Lean where you can, strong where you must. There is a practical path to trimming bureaucracy without weakening essential controls: digitize routine HR (payroll, timekeeping, training records, recruiting workflows) so a smaller team can manage a larger workforce; map processes to cut redundant approvals; and cap the ratio of headquarters staff to field personnel so overhead grows only in step with operations. The point is not to declare war on HR, but to retool it as a quiet enabler of the people who actually move molecules.

Governance matters, too. An independent efficiency review – looking at spans of control, procurement lead times, and the true cost of compliance – would give SOCAR’s board a baseline and the public a benchmark.

Incentives should do the rest: tie a meaningful share of senior compensation to field KPIs, not just paper compliance or budget absorption. If production reliability rises and safety improves while costs fall, everyone wins. If they don’t, leadership should feel it first.
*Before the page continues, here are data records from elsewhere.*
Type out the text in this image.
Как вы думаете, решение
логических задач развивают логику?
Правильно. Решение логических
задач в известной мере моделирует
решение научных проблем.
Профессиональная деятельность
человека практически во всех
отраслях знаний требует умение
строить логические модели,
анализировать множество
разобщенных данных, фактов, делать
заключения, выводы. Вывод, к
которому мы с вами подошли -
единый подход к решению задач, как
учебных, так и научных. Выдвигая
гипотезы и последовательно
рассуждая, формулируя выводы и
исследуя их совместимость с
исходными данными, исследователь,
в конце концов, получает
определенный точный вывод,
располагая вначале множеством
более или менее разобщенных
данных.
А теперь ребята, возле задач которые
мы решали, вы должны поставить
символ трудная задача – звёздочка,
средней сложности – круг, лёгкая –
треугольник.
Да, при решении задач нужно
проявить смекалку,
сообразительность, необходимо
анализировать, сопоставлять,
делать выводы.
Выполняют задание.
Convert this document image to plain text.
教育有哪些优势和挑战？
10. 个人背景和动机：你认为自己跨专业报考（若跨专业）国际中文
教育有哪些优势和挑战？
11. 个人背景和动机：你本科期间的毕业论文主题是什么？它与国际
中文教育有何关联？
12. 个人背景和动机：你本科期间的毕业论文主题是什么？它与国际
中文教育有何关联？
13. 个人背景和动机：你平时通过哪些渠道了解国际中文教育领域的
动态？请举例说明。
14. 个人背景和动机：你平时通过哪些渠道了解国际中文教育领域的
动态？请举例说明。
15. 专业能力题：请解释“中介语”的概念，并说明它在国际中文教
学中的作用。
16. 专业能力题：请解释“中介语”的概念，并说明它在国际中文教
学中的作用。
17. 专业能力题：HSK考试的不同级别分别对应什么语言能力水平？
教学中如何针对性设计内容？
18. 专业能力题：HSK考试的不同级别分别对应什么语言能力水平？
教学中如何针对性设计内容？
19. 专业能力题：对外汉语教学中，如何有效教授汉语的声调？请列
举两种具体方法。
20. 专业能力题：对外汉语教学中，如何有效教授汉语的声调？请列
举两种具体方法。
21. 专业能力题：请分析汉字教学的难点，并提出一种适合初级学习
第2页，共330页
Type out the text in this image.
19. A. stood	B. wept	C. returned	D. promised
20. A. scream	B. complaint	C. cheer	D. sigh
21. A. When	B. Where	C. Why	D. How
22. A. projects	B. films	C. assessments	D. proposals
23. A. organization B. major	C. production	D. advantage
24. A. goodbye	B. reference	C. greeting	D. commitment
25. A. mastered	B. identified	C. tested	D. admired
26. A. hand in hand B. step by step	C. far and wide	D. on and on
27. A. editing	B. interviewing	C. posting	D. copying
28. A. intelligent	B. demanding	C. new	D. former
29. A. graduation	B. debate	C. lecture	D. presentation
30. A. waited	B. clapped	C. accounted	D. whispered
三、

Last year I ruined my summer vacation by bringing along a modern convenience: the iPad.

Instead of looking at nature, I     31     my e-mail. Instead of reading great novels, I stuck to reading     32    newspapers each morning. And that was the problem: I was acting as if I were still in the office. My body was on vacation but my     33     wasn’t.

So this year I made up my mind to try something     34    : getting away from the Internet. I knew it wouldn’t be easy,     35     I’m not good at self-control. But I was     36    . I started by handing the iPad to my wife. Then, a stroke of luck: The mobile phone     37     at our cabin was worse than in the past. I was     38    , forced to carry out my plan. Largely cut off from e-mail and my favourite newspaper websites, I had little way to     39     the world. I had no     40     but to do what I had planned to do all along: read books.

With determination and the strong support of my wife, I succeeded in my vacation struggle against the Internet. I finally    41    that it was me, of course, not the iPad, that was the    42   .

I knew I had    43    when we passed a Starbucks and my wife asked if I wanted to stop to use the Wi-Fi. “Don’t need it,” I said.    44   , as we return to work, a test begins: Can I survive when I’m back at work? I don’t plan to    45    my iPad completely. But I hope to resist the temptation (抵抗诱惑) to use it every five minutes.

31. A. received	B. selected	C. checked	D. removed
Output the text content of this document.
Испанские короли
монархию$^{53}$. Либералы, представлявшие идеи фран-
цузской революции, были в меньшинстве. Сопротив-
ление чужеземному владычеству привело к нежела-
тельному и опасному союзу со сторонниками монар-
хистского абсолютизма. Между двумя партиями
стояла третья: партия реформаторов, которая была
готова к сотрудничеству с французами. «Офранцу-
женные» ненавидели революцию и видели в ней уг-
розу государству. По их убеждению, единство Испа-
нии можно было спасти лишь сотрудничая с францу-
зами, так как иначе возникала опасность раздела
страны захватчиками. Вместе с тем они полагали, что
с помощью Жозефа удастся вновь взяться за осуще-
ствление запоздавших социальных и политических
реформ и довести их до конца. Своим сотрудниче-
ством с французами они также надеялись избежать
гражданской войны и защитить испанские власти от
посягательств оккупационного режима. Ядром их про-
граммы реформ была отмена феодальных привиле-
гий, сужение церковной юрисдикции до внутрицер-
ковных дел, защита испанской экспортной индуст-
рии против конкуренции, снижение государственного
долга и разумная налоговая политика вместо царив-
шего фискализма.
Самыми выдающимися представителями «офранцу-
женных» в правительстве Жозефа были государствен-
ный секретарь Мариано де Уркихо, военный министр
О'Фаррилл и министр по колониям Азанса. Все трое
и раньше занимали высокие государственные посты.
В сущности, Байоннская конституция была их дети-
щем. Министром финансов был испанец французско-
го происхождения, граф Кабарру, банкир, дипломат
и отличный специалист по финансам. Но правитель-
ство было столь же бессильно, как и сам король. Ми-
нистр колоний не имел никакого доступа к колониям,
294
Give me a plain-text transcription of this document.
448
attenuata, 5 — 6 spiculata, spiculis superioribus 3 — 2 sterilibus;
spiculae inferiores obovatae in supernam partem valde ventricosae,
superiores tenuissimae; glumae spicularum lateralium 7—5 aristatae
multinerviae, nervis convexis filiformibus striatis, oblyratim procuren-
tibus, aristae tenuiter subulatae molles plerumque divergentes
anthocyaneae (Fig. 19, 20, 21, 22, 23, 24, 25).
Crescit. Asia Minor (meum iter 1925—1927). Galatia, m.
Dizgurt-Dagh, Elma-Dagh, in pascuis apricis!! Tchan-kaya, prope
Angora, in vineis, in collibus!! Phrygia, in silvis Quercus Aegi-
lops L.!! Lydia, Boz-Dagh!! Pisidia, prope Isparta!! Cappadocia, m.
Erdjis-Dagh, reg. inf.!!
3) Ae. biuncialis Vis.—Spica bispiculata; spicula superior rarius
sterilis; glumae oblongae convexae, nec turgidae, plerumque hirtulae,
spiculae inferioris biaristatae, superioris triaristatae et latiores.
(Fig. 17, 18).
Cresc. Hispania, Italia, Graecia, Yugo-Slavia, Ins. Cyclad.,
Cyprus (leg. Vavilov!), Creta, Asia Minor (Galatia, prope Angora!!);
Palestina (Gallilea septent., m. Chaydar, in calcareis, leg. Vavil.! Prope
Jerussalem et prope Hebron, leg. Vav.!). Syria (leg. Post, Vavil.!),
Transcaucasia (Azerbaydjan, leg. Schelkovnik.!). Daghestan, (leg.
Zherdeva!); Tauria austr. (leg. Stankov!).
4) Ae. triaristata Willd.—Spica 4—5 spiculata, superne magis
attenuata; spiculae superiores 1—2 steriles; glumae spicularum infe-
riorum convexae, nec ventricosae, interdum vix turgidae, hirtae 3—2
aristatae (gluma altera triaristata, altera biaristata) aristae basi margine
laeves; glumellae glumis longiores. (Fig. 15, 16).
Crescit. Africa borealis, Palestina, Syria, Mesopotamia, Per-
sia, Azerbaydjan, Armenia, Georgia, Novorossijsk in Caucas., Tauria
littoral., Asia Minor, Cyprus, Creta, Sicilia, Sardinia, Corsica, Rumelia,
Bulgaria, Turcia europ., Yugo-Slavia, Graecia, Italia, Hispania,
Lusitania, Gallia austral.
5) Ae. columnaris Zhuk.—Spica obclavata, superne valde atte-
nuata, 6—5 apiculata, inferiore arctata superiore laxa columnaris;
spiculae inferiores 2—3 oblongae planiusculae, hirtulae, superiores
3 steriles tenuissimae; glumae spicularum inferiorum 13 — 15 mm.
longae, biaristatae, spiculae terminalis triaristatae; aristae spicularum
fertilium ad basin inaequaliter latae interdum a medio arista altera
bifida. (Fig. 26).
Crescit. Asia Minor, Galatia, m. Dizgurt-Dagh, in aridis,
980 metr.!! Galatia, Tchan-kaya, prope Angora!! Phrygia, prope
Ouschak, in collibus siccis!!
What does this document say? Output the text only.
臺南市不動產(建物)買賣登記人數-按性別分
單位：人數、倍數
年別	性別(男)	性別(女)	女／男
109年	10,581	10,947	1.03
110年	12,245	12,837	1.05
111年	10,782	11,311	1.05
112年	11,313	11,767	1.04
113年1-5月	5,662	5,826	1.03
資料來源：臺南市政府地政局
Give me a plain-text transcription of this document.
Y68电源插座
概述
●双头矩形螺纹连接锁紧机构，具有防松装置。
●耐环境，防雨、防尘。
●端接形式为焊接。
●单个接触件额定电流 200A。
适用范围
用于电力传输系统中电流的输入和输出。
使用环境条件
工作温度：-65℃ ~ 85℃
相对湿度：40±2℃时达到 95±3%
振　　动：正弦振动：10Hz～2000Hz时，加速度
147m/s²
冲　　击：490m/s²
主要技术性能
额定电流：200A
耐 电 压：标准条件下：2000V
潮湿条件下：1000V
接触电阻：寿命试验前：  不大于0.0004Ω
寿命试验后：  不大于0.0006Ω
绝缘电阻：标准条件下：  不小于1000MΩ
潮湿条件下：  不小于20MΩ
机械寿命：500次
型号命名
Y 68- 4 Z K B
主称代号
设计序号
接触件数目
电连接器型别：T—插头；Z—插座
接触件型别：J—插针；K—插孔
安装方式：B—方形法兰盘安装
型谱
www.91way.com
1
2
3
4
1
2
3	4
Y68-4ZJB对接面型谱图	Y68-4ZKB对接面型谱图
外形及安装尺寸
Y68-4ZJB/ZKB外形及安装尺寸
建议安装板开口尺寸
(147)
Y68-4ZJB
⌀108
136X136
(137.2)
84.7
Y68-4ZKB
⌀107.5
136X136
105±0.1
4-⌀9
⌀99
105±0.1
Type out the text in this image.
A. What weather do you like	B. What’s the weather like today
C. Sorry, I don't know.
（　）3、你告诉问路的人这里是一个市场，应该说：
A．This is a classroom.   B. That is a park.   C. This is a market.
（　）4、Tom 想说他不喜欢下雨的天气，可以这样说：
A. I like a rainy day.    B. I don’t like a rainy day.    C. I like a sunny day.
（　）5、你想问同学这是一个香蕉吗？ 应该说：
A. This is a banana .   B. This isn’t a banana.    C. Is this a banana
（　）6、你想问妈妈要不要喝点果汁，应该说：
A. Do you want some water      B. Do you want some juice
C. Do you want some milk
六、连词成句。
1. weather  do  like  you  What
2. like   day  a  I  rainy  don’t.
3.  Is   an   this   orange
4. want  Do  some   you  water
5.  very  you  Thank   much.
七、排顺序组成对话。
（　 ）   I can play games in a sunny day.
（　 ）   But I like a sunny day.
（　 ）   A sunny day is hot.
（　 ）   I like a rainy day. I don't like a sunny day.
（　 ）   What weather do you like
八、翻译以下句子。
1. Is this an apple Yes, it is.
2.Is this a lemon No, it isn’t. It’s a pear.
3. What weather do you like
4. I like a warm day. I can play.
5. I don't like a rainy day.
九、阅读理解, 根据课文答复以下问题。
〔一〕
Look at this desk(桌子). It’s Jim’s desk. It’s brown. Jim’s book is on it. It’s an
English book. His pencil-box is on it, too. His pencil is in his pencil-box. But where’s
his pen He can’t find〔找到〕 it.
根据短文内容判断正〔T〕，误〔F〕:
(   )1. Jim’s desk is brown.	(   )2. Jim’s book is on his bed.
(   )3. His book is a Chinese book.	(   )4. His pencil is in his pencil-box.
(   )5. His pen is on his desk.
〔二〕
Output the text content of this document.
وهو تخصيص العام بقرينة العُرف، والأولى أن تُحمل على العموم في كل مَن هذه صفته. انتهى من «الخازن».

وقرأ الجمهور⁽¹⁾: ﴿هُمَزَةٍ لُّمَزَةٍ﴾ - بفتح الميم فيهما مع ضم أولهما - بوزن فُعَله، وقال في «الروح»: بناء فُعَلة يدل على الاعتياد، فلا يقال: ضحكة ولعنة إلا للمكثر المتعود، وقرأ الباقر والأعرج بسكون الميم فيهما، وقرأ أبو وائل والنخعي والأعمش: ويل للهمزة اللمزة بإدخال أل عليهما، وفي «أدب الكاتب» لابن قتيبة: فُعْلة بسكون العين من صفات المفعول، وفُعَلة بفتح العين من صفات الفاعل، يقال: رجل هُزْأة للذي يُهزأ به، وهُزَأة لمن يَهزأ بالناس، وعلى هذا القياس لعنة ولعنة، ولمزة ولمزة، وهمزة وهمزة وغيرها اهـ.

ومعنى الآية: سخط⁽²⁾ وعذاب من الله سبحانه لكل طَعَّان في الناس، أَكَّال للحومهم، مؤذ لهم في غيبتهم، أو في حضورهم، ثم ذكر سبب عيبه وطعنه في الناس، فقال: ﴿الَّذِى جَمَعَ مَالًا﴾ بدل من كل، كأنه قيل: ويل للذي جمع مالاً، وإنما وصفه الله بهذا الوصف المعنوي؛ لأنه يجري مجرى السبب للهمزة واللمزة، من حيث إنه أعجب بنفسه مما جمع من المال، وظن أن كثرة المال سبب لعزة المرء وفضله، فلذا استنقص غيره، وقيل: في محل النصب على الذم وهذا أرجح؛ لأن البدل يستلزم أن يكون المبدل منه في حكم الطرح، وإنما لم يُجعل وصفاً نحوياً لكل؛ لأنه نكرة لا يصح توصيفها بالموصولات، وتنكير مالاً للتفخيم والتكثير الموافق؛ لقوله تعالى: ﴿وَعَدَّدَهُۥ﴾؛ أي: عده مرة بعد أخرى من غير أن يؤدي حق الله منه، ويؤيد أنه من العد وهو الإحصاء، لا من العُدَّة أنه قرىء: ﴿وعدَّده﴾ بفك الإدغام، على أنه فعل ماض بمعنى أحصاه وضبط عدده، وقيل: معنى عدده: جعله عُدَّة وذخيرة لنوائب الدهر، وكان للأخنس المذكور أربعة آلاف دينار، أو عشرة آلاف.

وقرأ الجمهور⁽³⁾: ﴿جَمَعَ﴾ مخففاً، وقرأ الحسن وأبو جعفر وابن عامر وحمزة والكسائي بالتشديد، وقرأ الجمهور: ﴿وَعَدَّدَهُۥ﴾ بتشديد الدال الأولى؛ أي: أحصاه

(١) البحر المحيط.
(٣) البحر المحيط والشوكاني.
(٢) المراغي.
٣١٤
Fatullayev closes by reminding readers that this is not only an internal debate. SOCAR’s performance is a matter of state interest; its reform story is, in effect, a national productivity story. Azerbaijan does not need a company that looks modern on paper but tries to lift output with spreadsheets. It needs reforms that show up in the field – in fewer shutdowns, cleaner safety records, faster turnarounds, more efficient wells.

Attribution & right of reply. This analysis is based on Fatullayev’s public LinkedIn post; we have not independently verified his headcount claims. SOCAR has not publicly commented on his assertions. If the company issues a statement or publishes updated metrics, we will update this article.